Tanya shared one of her favourite success stories, a heart warming tale about a white German Shepherd named Keira who was recovering from physical and emotional abuse that led to a dislocated leg and muscle atrophy. Keira’s new mother had brought her to WaterWorks Paw Spa in hopes of building her confidence and muscle in a safe, nurturing environment.
According to Keira’s owner, after four sessions her improvement was dramatic. The warm water treatment encouraged blood flow and limb movement giving her the exercise and fun that she needed. As a result of her treatments, Keira was able to build muscle in her healing leg.
Overall, whether the treatment of your choice for your older dog is acupuncture, physiotherapy, hydrotherapy, massage or even Reiki, the thing to keep in mind is that you have options.
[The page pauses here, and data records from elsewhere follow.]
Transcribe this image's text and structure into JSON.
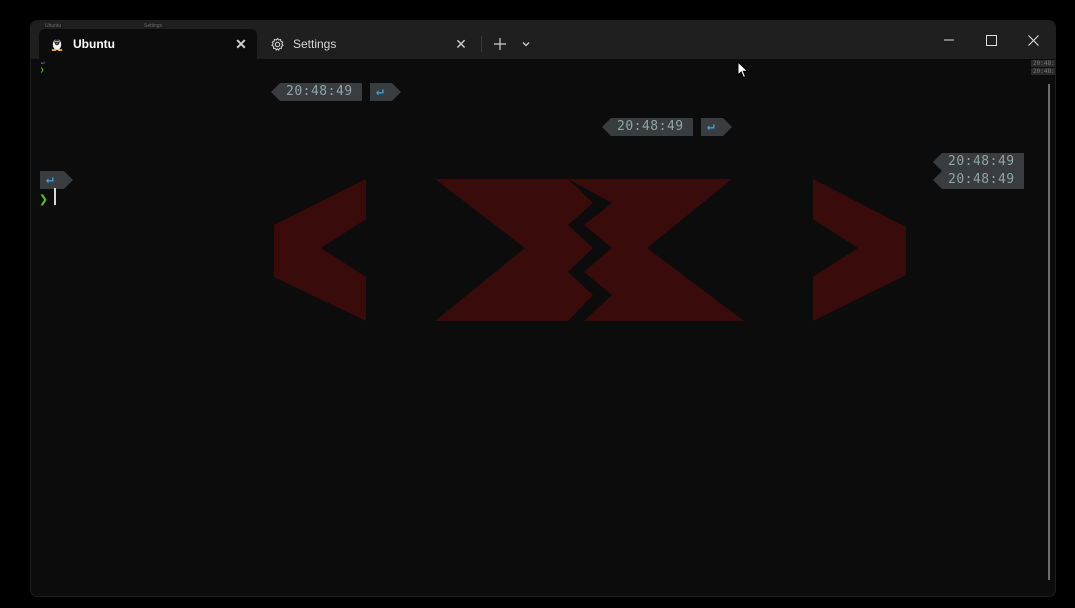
{
  "window": {
    "tabs": [
      {
        "label": "Ubuntu",
        "icon": "linux-penguin-icon",
        "active": true,
        "close": "✕"
      },
      {
        "label": "Settings",
        "icon": "gear-icon",
        "active": false,
        "close": "✕"
      }
    ],
    "new_tab": "+",
    "dropdown": "⌄",
    "controls": {
      "minimize": "—",
      "maximize": "☐",
      "close": "✕"
    }
  },
  "terminal": {
    "prompt_lines": [
      {
        "time": "20:48:49",
        "status": "↵"
      },
      {
        "time": "20:48:49",
        "status": "↵"
      }
    ],
    "right_times": [
      "20:48:49",
      "20:48:49"
    ],
    "return_badge": "↵",
    "prompt_char": "❯"
  },
  "colors": {
    "background": "#0c0c0c",
    "segment": "#3a3d3f",
    "time_text": "#8fa3a8",
    "return_text": "#3aa0d8",
    "prompt_green": "#57c21a",
    "art_red": "#3a0b0b"
  }
}
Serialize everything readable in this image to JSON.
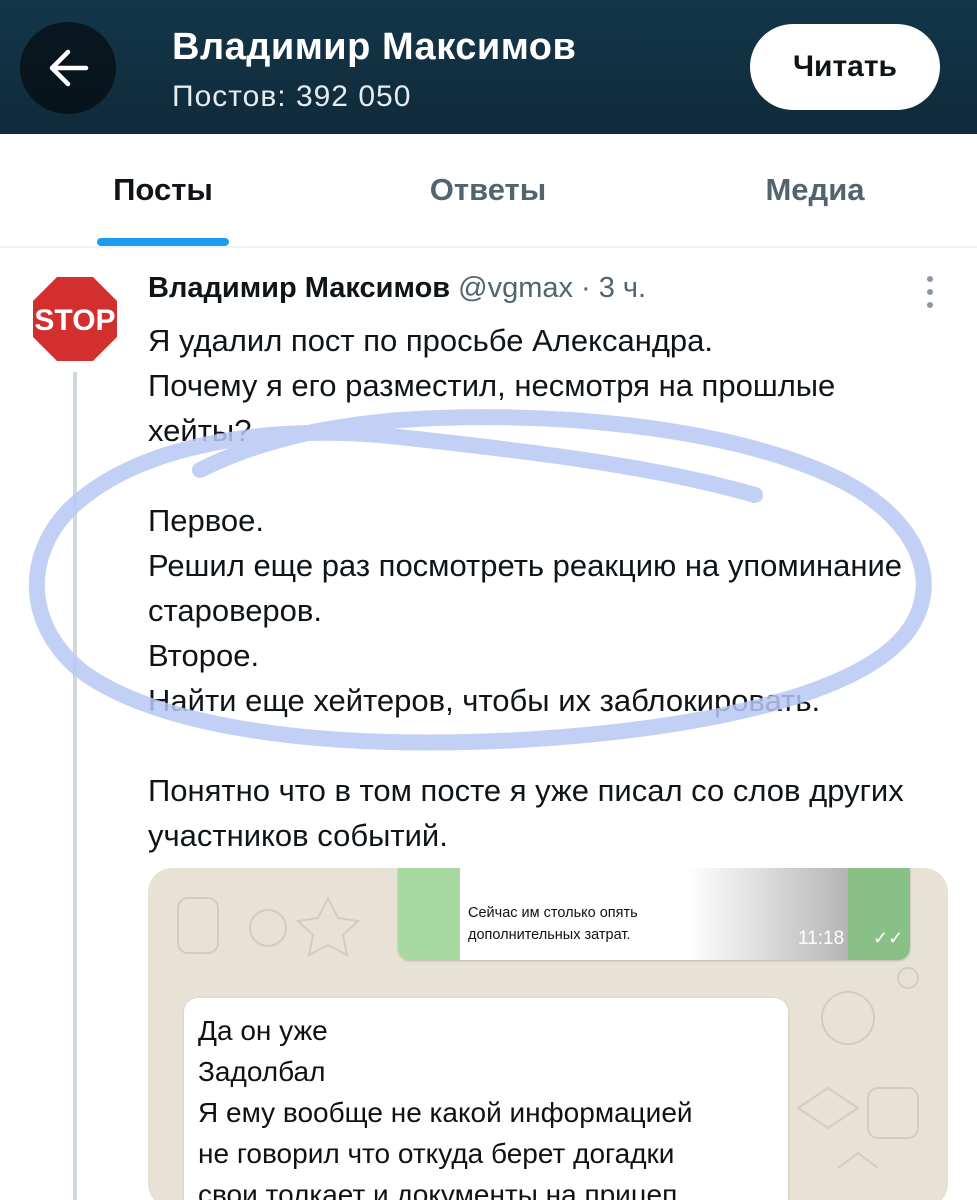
{
  "header": {
    "title": "Владимир Максимов",
    "subtitle": "Постов: 392 050",
    "read_button": "Читать",
    "back_icon": "arrow-left-icon"
  },
  "tabs": [
    {
      "label": "Посты",
      "active": true
    },
    {
      "label": "Ответы",
      "active": false
    },
    {
      "label": "Медиа",
      "active": false
    }
  ],
  "post": {
    "avatar_text": "STOP",
    "author": "Владимир Максимов",
    "handle": "@vgmax · 3 ч.",
    "paragraphs": [
      "Я удалил пост по просьбе Александра.",
      "Почему я его разместил, несмотря на прошлые хейты?",
      "",
      "Первое.",
      "Решил еще раз посмотреть реакцию на упоминание староверов.",
      "Второе.",
      "Найти еще хейтеров, чтобы их заблокировать.",
      "",
      "Понятно что в том посте я уже писал со слов других участников событий."
    ]
  },
  "media": {
    "outgoing_text_1": "Сейчас им столько опять",
    "outgoing_text_2": "дополнительных затрат.",
    "outgoing_time": "11:18",
    "incoming_lines": [
      "Да он уже",
      "Задолбал",
      "Я ему вообще не какой информацией",
      "не говорил что откуда берет догадки",
      "свои толкает и документы на прицеп"
    ]
  },
  "colors": {
    "header_bg": "#14364a",
    "accent": "#1d9bf0",
    "annotation": "#b9c8f5",
    "stop_red": "#d32f2f"
  }
}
As the world of dog care continues to expand and evolve, senior dogs continue to be a direct beneficiary, giving dog owners alternatives to help create a better life for their four-legged family friends.
So do your research, talk to your vet and open your mind because there are new ways to help you and your dog enjoy a happy and healthy life together well into your dog’s golden years. Afterall, isn’t your dog worth it?